In April 2015, FDA also issued a final guidance titled, “Scientific Considerations in Demonstrating Biosimilarity to a Reference Product.” That guidance drew criticism for eliminating labeling information to distinguish the biosimilar product from its reference product, such as identifying the product as a biosimilar.
Industry is pressing for guidance to address both labeling and interchangeability. The label for Sandoz’s Zarxio, the first and only US biosimilar to be approved under the biosimilar pathway, does not state that Zarxio was approved as a biosimilar of Neupogen, nor does it state that Zarxio is not interchangeable with Neupogen. Both of these issues raised concerns, and in June 2015 AbbVie, an innovator company, filed a citizen petition stating FDA’s approach to labeling was inconsistent with the Biologics Price Competition and Innovation Act of 2009 (BPCIA) and misleading. BIO and PhRMA also recently filed a citizen petition urging FDA to require labeling that distinguishes a biosimilar product from its reference product including identifying that it is a biosimilar and stating that the biosimilar has not been approved as interchangeable with the reference product if there has been no such approval. They also ask FDA to promptly issue a labeling guidance document.
In addition, AbbVie filed a citizen petition requesting FDA establish a standard for interchangeability determinations under the BPCIA. AbbVie asked FDA to require that applicants seeking interchangeability determinations meet the statutory “Safety Standards for Determining Interchangeability” with respect to each indication. AbbVie also requested that FDA clarify that the statutory standards for interchangeability differ “in both kind and scope” from the standards for biosimilarity. Finally, AbbVie asked FDA to hold a Part 15 hearing to seek public input on interchangeability standards. FDA intends to provide guidance on the requirements for interchangeability and labeling this year.

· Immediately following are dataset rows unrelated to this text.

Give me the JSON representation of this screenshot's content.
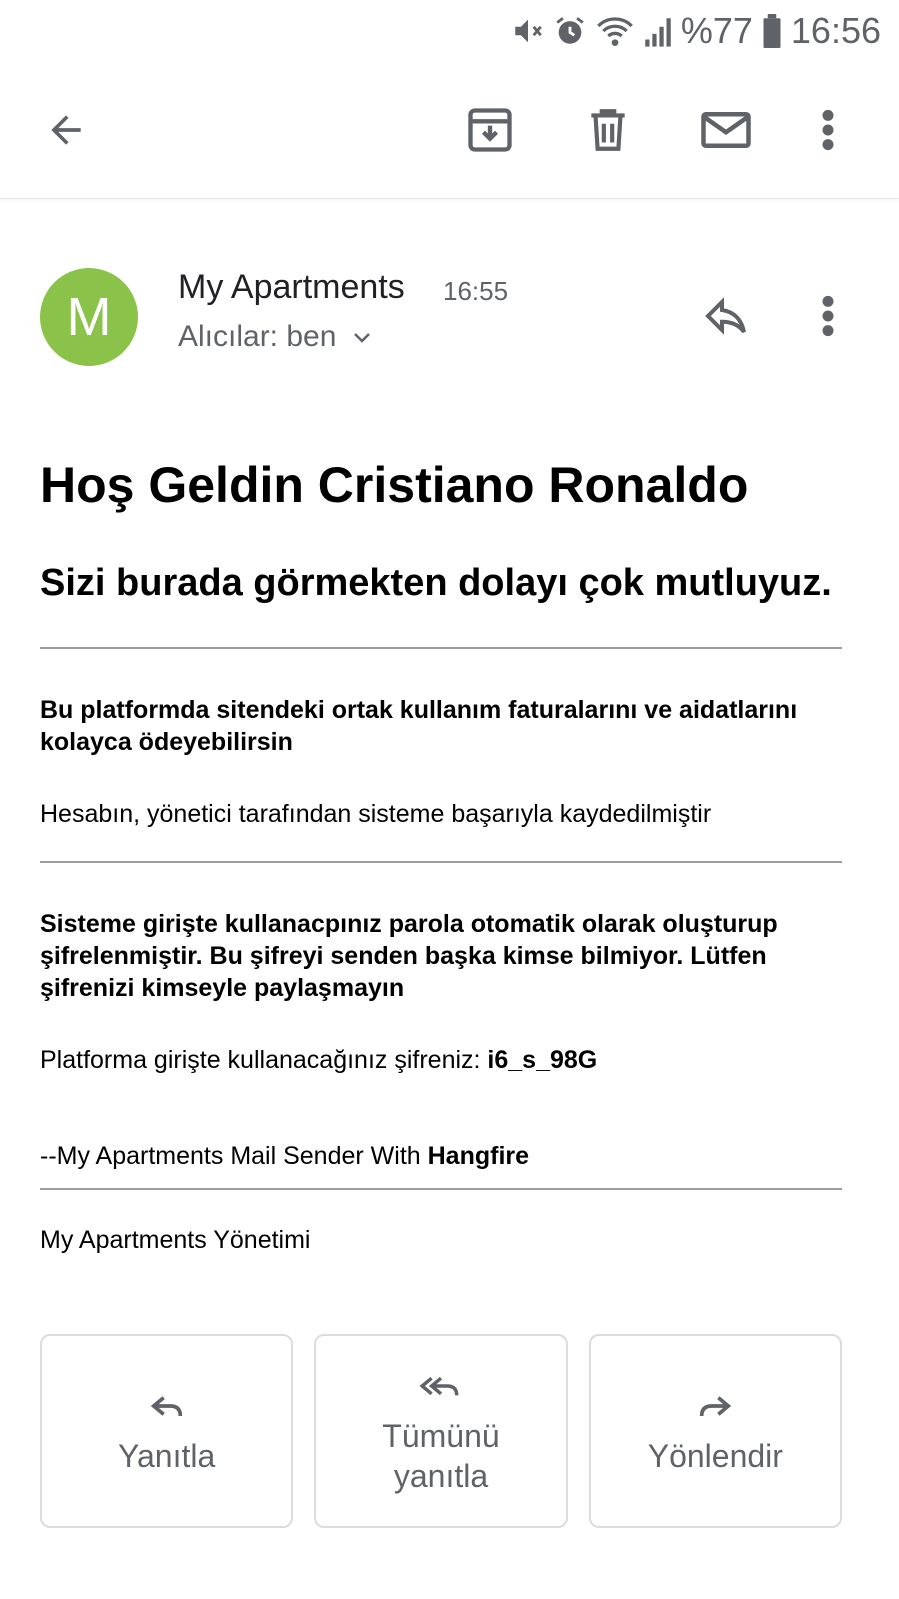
{
  "status_bar": {
    "battery": "%77",
    "time": "16:56"
  },
  "toolbar": {
    "back_icon": "arrow-back-icon",
    "archive_icon": "archive-icon",
    "delete_icon": "delete-icon",
    "mark_unread_icon": "mail-icon",
    "more_icon": "more-vert-icon"
  },
  "email": {
    "avatar_letter": "M",
    "sender": "My Apartments",
    "time": "16:55",
    "recipients": "Alıcılar: ben",
    "title": "Hoş Geldin Cristiano Ronaldo",
    "subtitle": "Sizi burada görmekten dolayı çok mutluyuz.",
    "para1_bold": "Bu platformda sitendeki ortak kullanım faturalarını ve aidatlarını kolayca ödeyebilirsin",
    "para2": "Hesabın, yönetici tarafından sisteme başarıyla kaydedilmiştir",
    "para3_bold": "Sisteme girişte kullanacpınız parola otomatik olarak oluşturup şifrelenmiştir. Bu şifreyi senden başka kimse bilmiyor. Lütfen şifrenizi kimseyle paylaşmayın",
    "password_label": "Platforma girişte kullanacağınız şifreniz: ",
    "password": "i6_s_98G",
    "signature_prefix": "--My Apartments Mail Sender With ",
    "signature_bold": "Hangfire",
    "footer": "My Apartments Yönetimi"
  },
  "actions": {
    "reply": "Yanıtla",
    "reply_all": "Tümünü yanıtla",
    "forward": "Yönlendir"
  },
  "colors": {
    "avatar": "#8bc34a",
    "icon": "#5f6368",
    "divider": "#9e9e9e"
  }
}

The naming of biosimilars is another important and unsettled issue. In August 2015, FDA released draft guidance for naming biosimilars. It proposed to add on distinguishable meaningless suffixes, consisting of four random letters, to the nonproprietary name of the reference product for both biosimilars and reference biologics. After critical comments from both innovator companies and biosimilar makers alike, however, FDA may reconsider its approach and use distinguishable meaningful suffixes instead, such as those that identify the manufacturer of the biologic. FDA took this approach in its placeholder name for Sandoz’s Zarxio, filgrastim-sndz, prior to the issuance of its draft guidance. Sandoz had suggested filgrastim-sndz as the nonproprietary name for its biosimilar to FDA. Based on industry comments, it is also likely that the naming scheme used for biosimilars products will be applied to the naming of interchangeable products as well.
With additional biosimilars expected to be approved this year, FDA’s guidance on labeling, naming and interchangeability (though no biosimilar maker has sought to qualify as an interchangeable product yet) is particularly important.